Dronezilla: designing an accurate malware behavior retrieval system

Abstract

In a world where computer infections crawl from every corner of the web, reliable technological assets must be developed for fighting against the swarm of ever-increasing number of malicious software. With reliability and automation as our primary goals, we developed a framework environment based on real hardware. Within this environment one can automate most of the quality assurance and malware analysis tools that require accurate behavior of malware samples and cannot otherwise be obtained in operating systems running in virtual machines. One of the hard constraints we had in building this system was the speed of reverting from the infected operating system to the clean snapshot or even to a brand new operating system altogether.

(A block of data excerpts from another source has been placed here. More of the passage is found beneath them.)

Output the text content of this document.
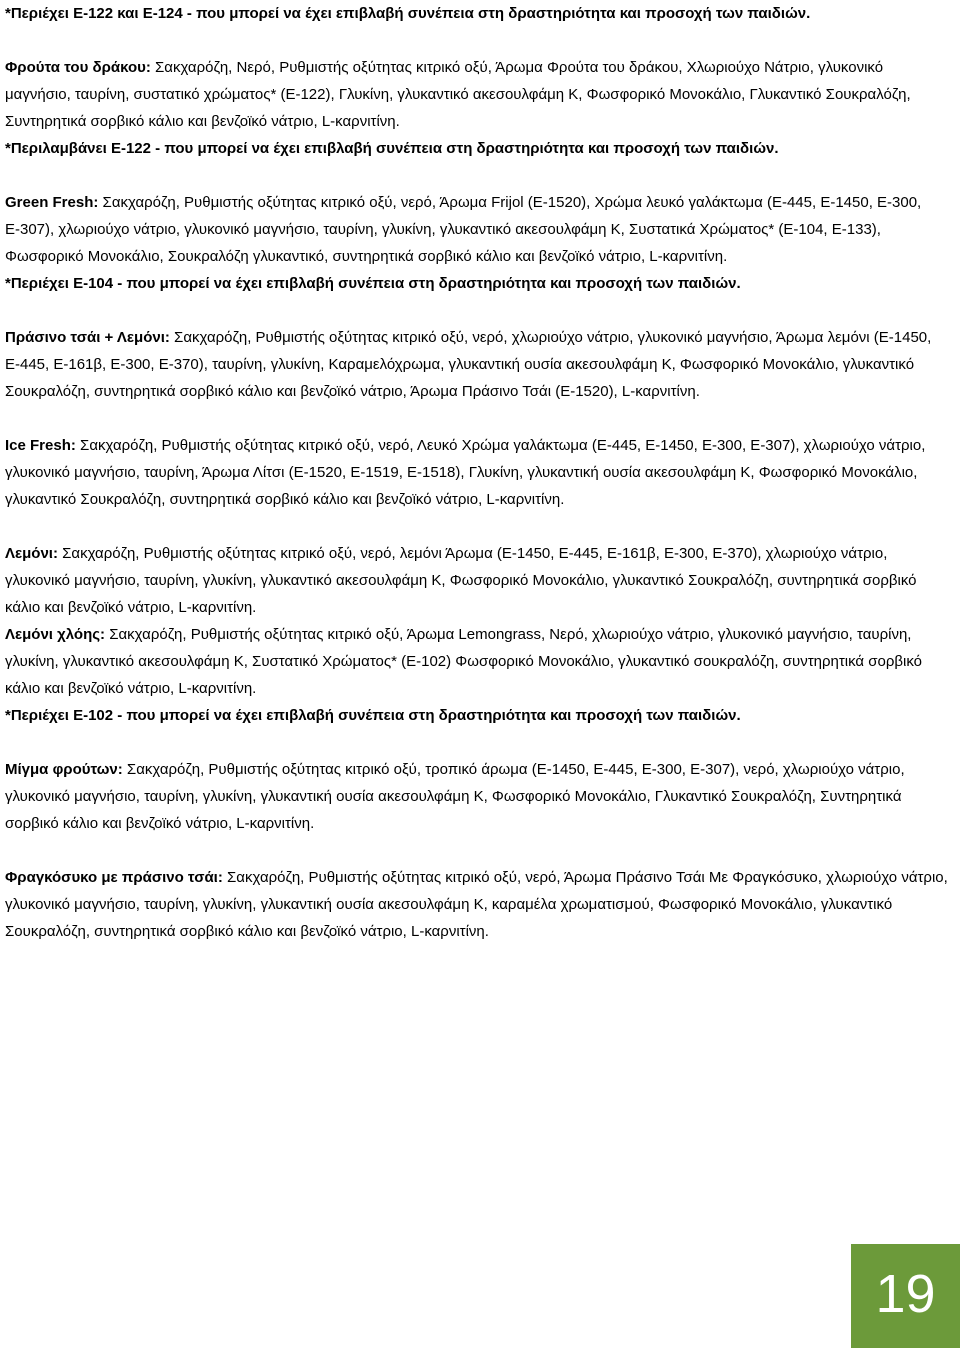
*Περιέχει Ε-122 και Ε-124 - που μπορεί να έχει επιβλαβή συνέπεια στη δραστηριότητα και προσοχή των παιδιών.

Φρούτα του δράκου: Σακχαρόζη, Νερό, Ρυθμιστής οξύτητας κιτρικό οξύ, Άρωμα Φρούτα του δράκου, Χλωριούχο Νάτριο, γλυκονικό μαγνήσιο, ταυρίνη, συστατικό χρώματος* (E-122), Γλυκίνη, γλυκαντικό ακεσουλφάμη Κ, Φωσφορικό Μονοκάλιο, Γλυκαντικό Σουκραλόζη, Συντηρητικά σορβικό κάλιο και βενζοϊκό νάτριο, L-καρνιτίνη.

*Περιλαμβάνει E-122 - που μπορεί να έχει επιβλαβή συνέπεια στη δραστηριότητα και προσοχή των παιδιών.

Green Fresh: Σακχαρόζη, Ρυθμιστής οξύτητας κιτρικό οξύ, νερό, Άρωμα Frijol (Ε-1520), Χρώμα λευκό γαλάκτωμα (Ε-445, Ε-1450, Ε-300, Ε-307), χλωριούχο νάτριο, γλυκονικό μαγνήσιο, ταυρίνη, γλυκίνη, γλυκαντικό ακεσουλφάμη Κ, Συστατικά Χρώματος* (Ε-104, Ε-133), Φωσφορικό Μονοκάλιο, Σουκραλόζη γλυκαντικό, συντηρητικά σορβικό κάλιο και βενζοϊκό νάτριο, L-καρνιτίνη.

*Περιέχει Ε-104 - που μπορεί να έχει επιβλαβή συνέπεια στη δραστηριότητα και προσοχή των παιδιών.

Πράσινο τσάι + Λεμόνι: Σακχαρόζη, Ρυθμιστής οξύτητας κιτρικό οξύ, νερό, χλωριούχο νάτριο, γλυκονικό μαγνήσιο, Άρωμα λεμόνι (Ε-1450, Ε-445, Ε-161β, Ε-300, Ε-370), ταυρίνη, γλυκίνη, Καραμελόχρωμα, γλυκαντική ουσία ακεσουλφάμη Κ, Φωσφορικό Μονοκάλιο, γλυκαντικό Σουκραλόζη, συντηρητικά σορβικό κάλιο και βενζοϊκό νάτριο, Άρωμα Πράσινο Τσάι (Ε-1520), L-καρνιτίνη.

Ice Fresh: Σακχαρόζη, Ρυθμιστής οξύτητας κιτρικό οξύ, νερό, Λευκό Χρώμα γαλάκτωμα (Ε-445, Ε-1450, Ε-300, Ε-307), χλωριούχο νάτριο, γλυκονικό μαγνήσιο, ταυρίνη, Άρωμα Λίτσι (Ε-1520, Ε-1519, Ε-1518), Γλυκίνη, γλυκαντική ουσία ακεσουλφάμη Κ, Φωσφορικό Μονοκάλιο, γλυκαντικό Σουκραλόζη, συντηρητικά σορβικό κάλιο και βενζοϊκό νάτριο, L-καρνιτίνη.

Λεμόνι: Σακχαρόζη, Ρυθμιστής οξύτητας κιτρικό οξύ, νερό, λεμόνι Άρωμα (Ε-1450, Ε-445, Ε-161β, Ε-300, Ε-370), χλωριούχο νάτριο, γλυκονικό μαγνήσιο, ταυρίνη, γλυκίνη, γλυκαντικό ακεσουλφάμη Κ, Φωσφορικό Μονοκάλιο, γλυκαντικό Σουκραλόζη, συντηρητικά σορβικό κάλιο και βενζοϊκό νάτριο, L-καρνιτίνη.

Λεμόνι χλόης: Σακχαρόζη, Ρυθμιστής οξύτητας κιτρικό οξύ, Άρωμα Lemongrass, Νερό, χλωριούχο νάτριο, γλυκονικό μαγνήσιο, ταυρίνη, γλυκίνη, γλυκαντικό ακεσουλφάμη Κ, Συστατικό Χρώματος* (Ε-102) Φωσφορικό Μονοκάλιο, γλυκαντικό σουκραλόζη, συντηρητικά σορβικό κάλιο και βενζοϊκό νάτριο, L-καρνιτίνη.

*Περιέχει Ε-102 - που μπορεί να έχει επιβλαβή συνέπεια στη δραστηριότητα και προσοχή των παιδιών.

Μίγμα φρούτων: Σακχαρόζη, Ρυθμιστής οξύτητας κιτρικό οξύ, τροπικό άρωμα (Ε-1450, Ε-445, Ε-300, Ε-307), νερό, χλωριούχο νάτριο, γλυκονικό μαγνήσιο, ταυρίνη, γλυκίνη, γλυκαντική ουσία ακεσουλφάμη Κ, Φωσφορικό Μονοκάλιο, Γλυκαντικό Σουκραλόζη, Συντηρητικά σορβικό κάλιο και βενζοϊκό νάτριο, L-καρνιτίνη.

Φραγκόσυκο με πράσινο τσάι: Σακχαρόζη, Ρυθμιστής οξύτητας κιτρικό οξύ, νερό, Άρωμα Πράσινο Τσάι Με Φραγκόσυκο, χλωριούχο νάτριο, γλυκονικό μαγνήσιο, ταυρίνη, γλυκίνη, γλυκαντική ουσία ακεσουλφάμη Κ, καραμέλα χρωματισμού, Φωσφορικό Μονοκάλιο, γλυκαντικό Σουκραλόζη, συντηρητικά σορβικό κάλιο και βενζοϊκό νάτριο, L-καρνιτίνη.

19
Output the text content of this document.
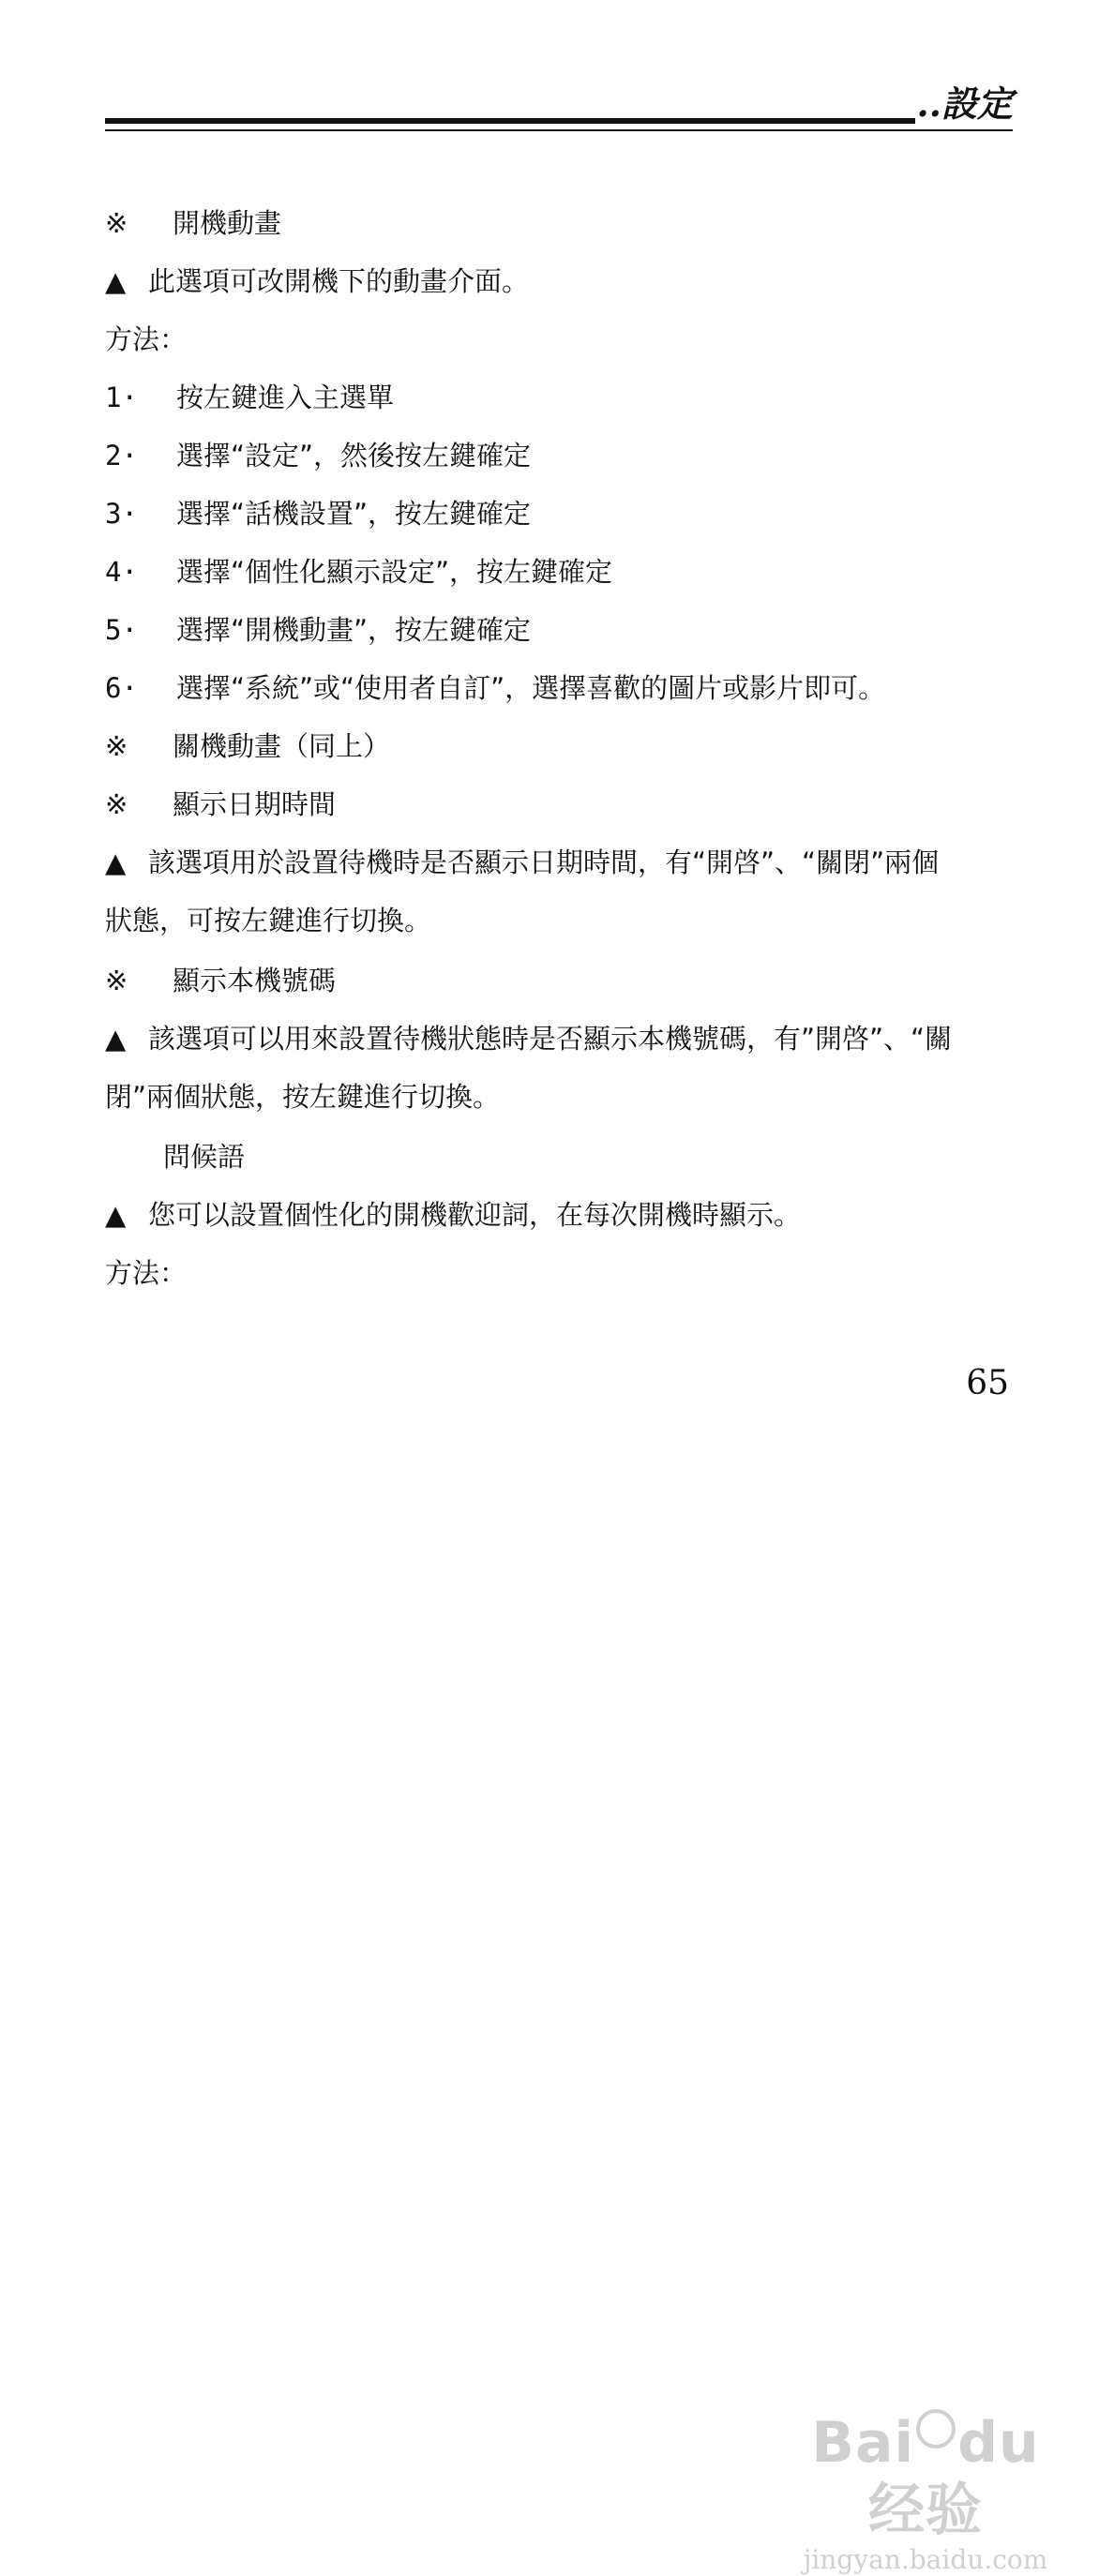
..設定
※ 開機動畫
▲ 此選項可改開機下的動畫介面。
方法：
1· 按左鍵進入主選單
2· 選擇“設定”，然後按左鍵確定
3· 選擇“話機設置”，按左鍵確定
4· 選擇“個性化顯示設定”，按左鍵確定
5· 選擇“開機動畫”，按左鍵確定
6· 選擇“系統”或“使用者自訂”，選擇喜歡的圖片或影片即可。
※ 關機動畫（同上）
※ 顯示日期時間
▲ 該選項用於設置待機時是否顯示日期時間，有“開啓”、“關閉”兩個
狀態，可按左鍵進行切換。
※ 顯示本機號碼
▲ 該選項可以用來設置待機狀態時是否顯示本機號碼，有”開啓”、“關
閉”兩個狀態，按左鍵進行切換。
問候語
▲ 您可以設置個性化的開機歡迎詞，在每次開機時顯示。
方法：
65
Bai du 经验
jingyan.baidu.com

To overcome this step, we choose to boot the test machines over network from a repository server that manages the hard-drive allocation. The snapshotting, cloning and destroying hard disk images logic was built on top of the ZFS File System running as a Free BSD kernel module. Using this design, we managed to have a negligible delay time from shutting down one operating system to booting from a brand new hard-drive. Another important requirement was to have an unattended, scalable and secure system. We discuss some of the interesting challenges we confronted with in achieving these tasks such as: scripting language controlled Power Distribution Units, video monitoring of client machines over network or private networking between each drone and its managing server. We present here step by step our progress in developing this framework including the choice of existing technologies, the needed changes and usage scenarios that range from modifying network interface card firmware, redesigning the AoE transmission protocol and drivers for every supported client operating system, to designing a web application for user interaction.